Тайный год — страница 134 из 136

Царь то ли смеялся, то ли всхлипывал:

– Живо расхватали! Борзы, собаки! Так и державу расхитите в час! У, ненасытные! Волдырей не набейте! Звери и то лучше вас! – а гости угодливо улыбались, не понимая, шутит государь или гневается (сам же крикнул: «Налетай!»), на всякий случай побыстрее запихивая в рот сахарные обломки.

Цыкнув на детей, распевщик Голышев кое-как расставил их у стены под рогожей с «раем», где голые кривоногие Адам и Евва лежат на грубой траве под деревом, баба жрёт яблоко, сверху нависают плоды странного вида, а из ветвей, обвивши хвостом ствол, выглядывает красный, словно ошпаренный гневом Господним, рогатый сатана с коровьей мордой.

Тут пришла в голову сдобная мысль. Порылся в кисе, нашёл зелёный кусок хаша и, движением головы подозвав Саид-хана, спросил его, не поджечь ли сей злак перед пением?

Саид-хан не удивился:

– И канешна, я тож имей… – вытащил из-под полы зелёный ком с какими-то тёмными вкрапинами.

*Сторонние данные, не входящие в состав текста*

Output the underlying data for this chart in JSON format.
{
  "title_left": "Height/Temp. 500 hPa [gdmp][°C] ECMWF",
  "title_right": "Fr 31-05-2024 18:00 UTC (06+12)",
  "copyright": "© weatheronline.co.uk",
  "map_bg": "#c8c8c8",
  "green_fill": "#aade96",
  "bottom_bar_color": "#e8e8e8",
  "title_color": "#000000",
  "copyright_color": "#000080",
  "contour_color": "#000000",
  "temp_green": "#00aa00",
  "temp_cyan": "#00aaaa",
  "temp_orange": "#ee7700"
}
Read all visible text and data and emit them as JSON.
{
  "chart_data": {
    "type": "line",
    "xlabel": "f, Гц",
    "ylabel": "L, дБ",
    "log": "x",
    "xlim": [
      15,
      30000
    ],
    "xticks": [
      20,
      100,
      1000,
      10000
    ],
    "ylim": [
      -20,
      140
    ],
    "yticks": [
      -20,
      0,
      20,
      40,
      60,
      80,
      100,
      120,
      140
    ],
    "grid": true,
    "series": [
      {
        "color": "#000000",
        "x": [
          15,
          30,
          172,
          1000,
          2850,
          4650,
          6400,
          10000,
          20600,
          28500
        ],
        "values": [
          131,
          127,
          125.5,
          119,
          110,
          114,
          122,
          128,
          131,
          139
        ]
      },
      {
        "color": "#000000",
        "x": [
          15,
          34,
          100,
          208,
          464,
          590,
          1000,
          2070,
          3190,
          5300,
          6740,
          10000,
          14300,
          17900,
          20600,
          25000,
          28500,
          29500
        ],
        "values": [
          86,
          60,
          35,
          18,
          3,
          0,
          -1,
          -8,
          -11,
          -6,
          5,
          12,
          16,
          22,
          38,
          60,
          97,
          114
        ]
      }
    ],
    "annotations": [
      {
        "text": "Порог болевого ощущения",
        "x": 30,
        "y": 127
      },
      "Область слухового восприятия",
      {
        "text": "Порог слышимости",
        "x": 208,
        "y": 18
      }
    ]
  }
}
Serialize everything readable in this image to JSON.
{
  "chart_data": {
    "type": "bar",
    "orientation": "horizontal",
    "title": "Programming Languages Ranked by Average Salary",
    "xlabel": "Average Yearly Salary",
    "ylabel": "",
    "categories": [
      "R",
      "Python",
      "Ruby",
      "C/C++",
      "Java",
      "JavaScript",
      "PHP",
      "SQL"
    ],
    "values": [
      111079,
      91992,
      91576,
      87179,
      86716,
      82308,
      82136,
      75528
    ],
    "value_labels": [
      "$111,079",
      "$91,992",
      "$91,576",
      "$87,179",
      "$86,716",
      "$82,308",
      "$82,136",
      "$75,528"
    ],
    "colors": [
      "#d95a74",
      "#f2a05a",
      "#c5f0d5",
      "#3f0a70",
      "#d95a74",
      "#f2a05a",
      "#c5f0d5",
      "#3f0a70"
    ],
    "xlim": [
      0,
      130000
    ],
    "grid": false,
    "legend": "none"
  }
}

Ткнул мизинцем в змеящиеся коричневые прожилки:

– Что сие?

– Эт… Эт мал-мала ханка… опий… Ханка и хаш – бирликте, бирликте, мешаны! – И Саид-хан подвигал пальцами, показывая, что ханка смешана с хашем.

Удивился:

– Ханка? Смешано? А как жечь? Ну, делай!

Вот оба комка хитро подпалены в полой чаше, свечи погашены. Дым начал слоняться по трапезной, заволок её пряным духом. Все стали устраиваться поудобнее и постепенно затихли, кто как: откинувшись на спину, уложившись на руки. Саид-хан и Буга натянули тюрбаны на глаза. Штаден со звоном лёг щекой на стол. Доктор Элмс расстегнул камзол. Данила Принс уронил голову на грудь.

Детские голоса начали выводить:

– Канон ангелу грозному, и воеводе, и хранителю всех человеков, от Вседержителя посланному ко всем душам, великому архангелу Михаилу! Прежде страшного и грозного твоего, ангеле, пришествия, помолись обо мне, грешном рабе твоём! Возвести мне конец мой, дабы успел я покаяться о делах своих злых и отринуть от себе бремя греховное!

Голоса и терпкий дым вились по тёмной трапезной. Люди притихли под плавным и окрепшим, как небесная река, горестным напевом.

И его стало охватывать оцепенелое умиротворение. Приоткрывая глаза, смотрел поверх голов, и жалостливая любовь ко всему сущему проникала в его непомерную душу. Он любит всех своих подданных! И люди любят его! И ждут от него защиты и мудрых слов! И почитают! И ублажают! Как же можно бросать их на произвол судьбы? Разве Господь водрузил его на трон для того, чтобы он, как пёс смердящий, поджав хвост и скуля, дал драпака куда-то прочь, в неведомое? Нет, Господь поставил его над людьми, чтобы в державе было хорошо, чисто, сытно, светло, спокойно!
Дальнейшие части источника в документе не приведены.